Die Fotos zeigten nordamerikanische Schauspieler, die verschiedene Emotionen darstellten. Dazu ließ Paul Ekman den Menschen eine Liste mit möglichen Emotionen vorlesen, sie sollten dann auf das Bild mit dem jeweils dazu passenden Gesichtsausdruck deuten. Das funktionierte allerdings schlecht bis gar nicht, die Liste der Emotionen ließ sich kaum übersetzen. Für die nächste Feldsaison im Jahr darauf überlegten sich Ekman und seine Mitarbeiter daher eine andere Methode: sie erzählten den Menschen kleine Geschichten.

Paul Ekman führten seine eigenen und von Kollegen durchgeführte ähnliche Untersuchungen zu dem gleichen Schluss, zu dem einst auch Darwin gekommen war: Der Gesichtsausdruck von Emotionen ist universal. Das gilt, je nach Interpretation der Ergebnisse, für sechs bis acht Grundemotionen.

Der Mensch, ein biosoziales Wesen

1872 erschien "Der Ausdruck der Gemütsbewegungen beim Menschen und den Tieren". Ein Jahr nach Erscheinen der "Abstammung des Menschen" hatte Charles Darwin, 63-jährig, damit seine Veröffentlichungen zur Natur und Entstehung des Menschen abgeschlossen. Er hatte seine Theorien zur Evolution alles Lebendigen, die er 1859 erstmals in der "Entstehung der Arten" beschrieben hatte, damit in vielen Details explizit auch auf den Menschen angewandt.
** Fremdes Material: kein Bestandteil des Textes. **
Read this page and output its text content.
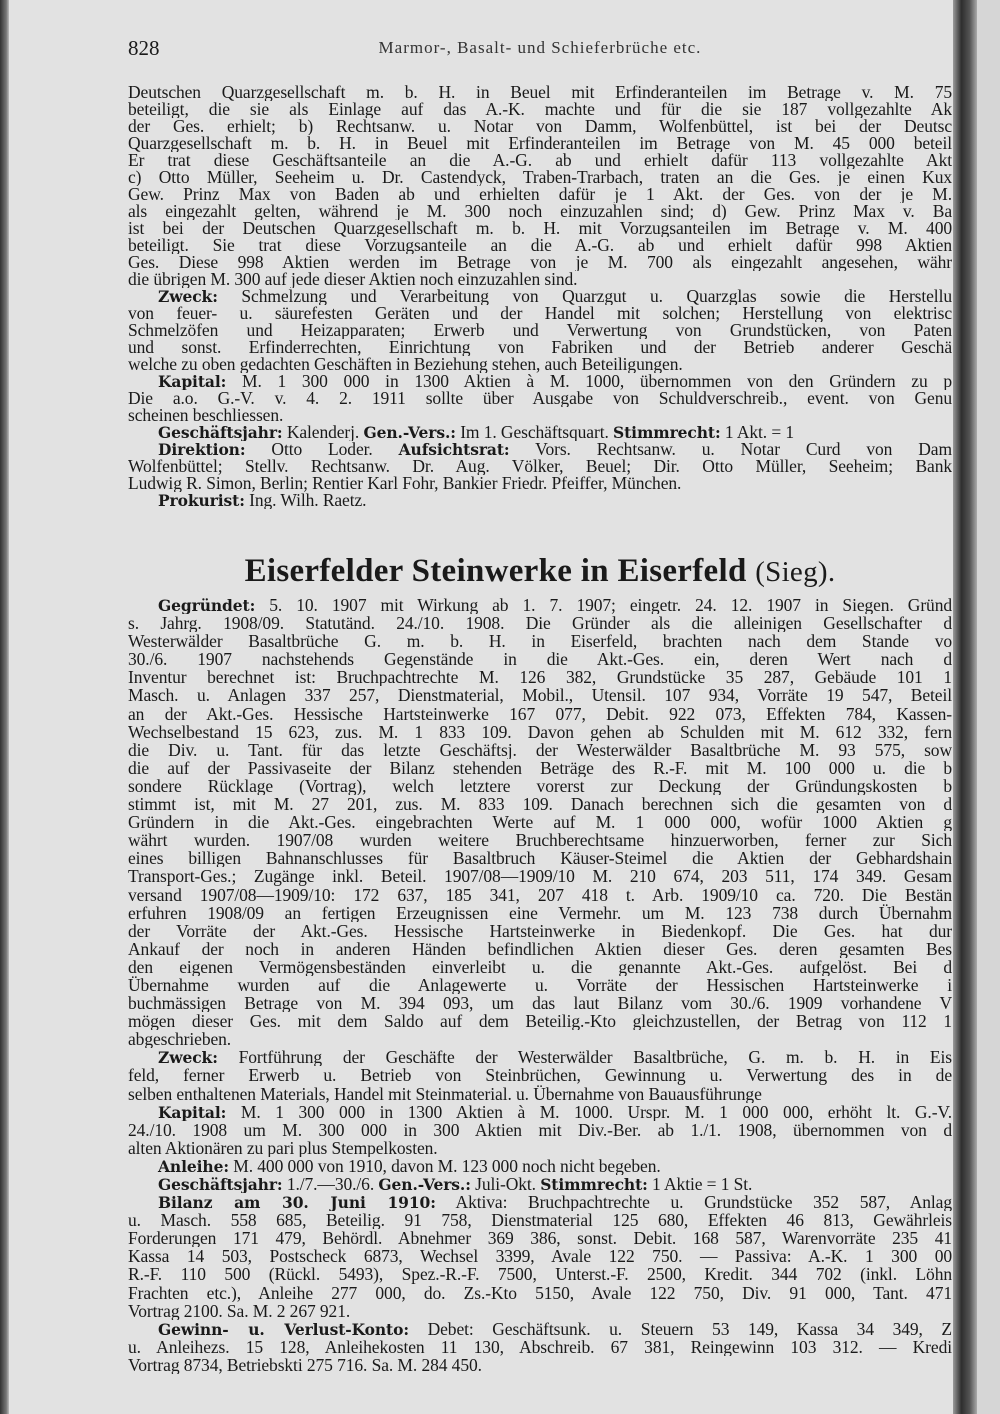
828	Marmor-, Basalt- und Schieferbrüche etc.
Deutschen Quarzgesellschaft m. b. H. in Beuel mit Erfinderanteilen im Betrage v. M. 75
beteiligt, die sie als Einlage auf das A.-K. machte und für die sie 187 vollgezahlte Ak
der Ges. erhielt; b) Rechtsanw. u. Notar von Damm, Wolfenbüttel, ist bei der Deutsc
Quarzgesellschaft m. b. H. in Beuel mit Erfinderanteilen im Betrage von M. 45 000 beteil
Er trat diese Geschäftsanteile an die A.-G. ab und erhielt dafür 113 vollgezahlte Akt
c) Otto Müller, Seeheim u. Dr. Castendyck, Traben-Trarbach, traten an die Ges. je einen Kux
Gew. Prinz Max von Baden ab und erhielten dafür je 1 Akt. der Ges. von der je M.
als eingezahlt gelten, während je M. 300 noch einzuzahlen sind; d) Gew. Prinz Max v. Ba
ist bei der Deutschen Quarzgesellschaft m. b. H. mit Vorzugsanteilen im Betrage v. M. 400
beteiligt. Sie trat diese Vorzugsanteile an die A.-G. ab und erhielt dafür 998 Aktien
Ges. Diese 998 Aktien werden im Betrage von je M. 700 als eingezahlt angesehen, währ
die übrigen M. 300 auf jede dieser Aktien noch einzuzahlen sind.
Zweck: Schmelzung und Verarbeitung von Quarzgut u. Quarzglas sowie die Herstellu
von feuer- u. säurefesten Geräten und der Handel mit solchen; Herstellung von elektrisc
Schmelzöfen und Heizapparaten; Erwerb und Verwertung von Grundstücken, von Paten
und sonst. Erfinderrechten, Einrichtung von Fabriken und der Betrieb anderer Geschä
welche zu oben gedachten Geschäften in Beziehung stehen, auch Beteiligungen.
Kapital: M. 1 300 000 in 1300 Aktien à M. 1000, übernommen von den Gründern zu p
Die a.o. G.-V. v. 4. 2. 1911 sollte über Ausgabe von Schuldverschreib., event. von Genu
scheinen beschliessen.
Geschäftsjahr: Kalenderj. Gen.-Vers.: Im 1. Geschäftsquart. Stimmrecht: 1 Akt. = 1
Direktion: Otto Loder. Aufsichtsrat: Vors. Rechtsanw. u. Notar Curd von Dam
Wolfenbüttel; Stellv. Rechtsanw. Dr. Aug. Völker, Beuel; Dir. Otto Müller, Seeheim; Bank
Ludwig R. Simon, Berlin; Rentier Karl Fohr, Bankier Friedr. Pfeiffer, München.
Prokurist: Ing. Wilh. Raetz.
Eiserfelder Steinwerke in Eiserfeld (Sieg).
Gegründet: 5. 10. 1907 mit Wirkung ab 1. 7. 1907; eingetr. 24. 12. 1907 in Siegen. Gründ
s. Jahrg. 1908/09. Statutänd. 24./10. 1908. Die Gründer als die alleinigen Gesellschafter d
Westerwälder Basaltbrüche G. m. b. H. in Eiserfeld, brachten nach dem Stande vo
30./6. 1907 nachstehends Gegenstände in die Akt.-Ges. ein, deren Wert nach d
Inventur berechnet ist: Bruchpachtrechte M. 126 382, Grundstücke 35 287, Gebäude 101 1
Masch. u. Anlagen 337 257, Dienstmaterial, Mobil., Utensil. 107 934, Vorräte 19 547, Beteil
an der Akt.-Ges. Hessische Hartsteinwerke 167 077, Debit. 922 073, Effekten 784, Kassen-
Wechselbestand 15 623, zus. M. 1 833 109. Davon gehen ab Schulden mit M. 612 332, fern
die Div. u. Tant. für das letzte Geschäftsj. der Westerwälder Basaltbrüche M. 93 575, sow
die auf der Passivaseite der Bilanz stehenden Beträge des R.-F. mit M. 100 000 u. die b
sondere Rücklage (Vortrag), welch letztere vorerst zur Deckung der Gründungskosten b
stimmt ist, mit M. 27 201, zus. M. 833 109. Danach berechnen sich die gesamten von d
Gründern in die Akt.-Ges. eingebrachten Werte auf M. 1 000 000, wofür 1000 Aktien g
währt wurden. 1907/08 wurden weitere Bruchberechtsame hinzuerworben, ferner zur Sich
eines billigen Bahnanschlusses für Basaltbruch Käuser-Steimel die Aktien der Gebhardshain
Transport-Ges.; Zugänge inkl. Beteil. 1907/08—1909/10 M. 210 674, 203 511, 174 349. Gesam
versand 1907/08—1909/10: 172 637, 185 341, 207 418 t. Arb. 1909/10 ca. 720. Die Bestän
erfuhren 1908/09 an fertigen Erzeugnissen eine Vermehr. um M. 123 738 durch Übernahm
der Vorräte der Akt.-Ges. Hessische Hartsteinwerke in Biedenkopf. Die Ges. hat dur
Ankauf der noch in anderen Händen befindlichen Aktien dieser Ges. deren gesamten Bes
den eigenen Vermögensbeständen einverleibt u. die genannte Akt.-Ges. aufgelöst. Bei d
Übernahme wurden auf die Anlagewerte u. Vorräte der Hessischen Hartsteinwerke i
buchmässigen Betrage von M. 394 093, um das laut Bilanz vom 30./6. 1909 vorhandene V
mögen dieser Ges. mit dem Saldo auf dem Beteilig.-Kto gleichzustellen, der Betrag von 112 1
abgeschrieben.
Zweck: Fortführung der Geschäfte der Westerwälder Basaltbrüche, G. m. b. H. in Eis
feld, ferner Erwerb u. Betrieb von Steinbrüchen, Gewinnung u. Verwertung des in de
selben enthaltenen Materials, Handel mit Steinmaterial. u. Übernahme von Bauausführunge
Kapital: M. 1 300 000 in 1300 Aktien à M. 1000. Urspr. M. 1 000 000, erhöht lt. G.-V.
24./10. 1908 um M. 300 000 in 300 Aktien mit Div.-Ber. ab 1./1. 1908, übernommen von d
alten Aktionären zu pari plus Stempelkosten.
Anleihe: M. 400 000 von 1910, davon M. 123 000 noch nicht begeben.
Geschäftsjahr: 1./7.—30./6. Gen.-Vers.: Juli-Okt. Stimmrecht: 1 Aktie = 1 St.
Bilanz am 30. Juni 1910: Aktiva: Bruchpachtrechte u. Grundstücke 352 587, Anlag
u. Masch. 558 685, Beteilig. 91 758, Dienstmaterial 125 680, Effekten 46 813, Gewährleis
Forderungen 171 479, Behördl. Abnehmer 369 386, sonst. Debit. 168 587, Warenvorräte 235 41
Kassa 14 503, Postscheck 6873, Wechsel 3399, Avale 122 750. — Passiva: A.-K. 1 300 00
R.-F. 110 500 (Rückl. 5493), Spez.-R.-F. 7500, Unterst.-F. 2500, Kredit. 344 702 (inkl. Löhn
Frachten etc.), Anleihe 277 000, do. Zs.-Kto 5150, Avale 122 750, Div. 91 000, Tant. 471
Vortrag 2100. Sa. M. 2 267 921.
Gewinn- u. Verlust-Konto: Debet: Geschäftsunk. u. Steuern 53 149, Kassa 34 349, Z
u. Anleihezs. 15 128, Anleihekosten 11 130, Abschreib. 67 381, Reingewinn 103 312. — Kredi
Vortrag 8734, Betriebskti 275 716. Sa. M. 284 450.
Natur und Kultur, Angeborenes und Erlerntes sind keine schroffen Gegensätze. Wir sind biosoziale Wesen, unser Geist ist körperlich und spiegelt unser individuelles Leben und das unserer Vorfahren wider. Darwin war damit mit seinen Untersuchungen nicht nur in der Biologie bahnbrechend, folgert Paul Ekman, sondern auch in den Sozialwissenschaften. Bahnbrechend - und, in letzteren, ebenso anregend wie umstritten.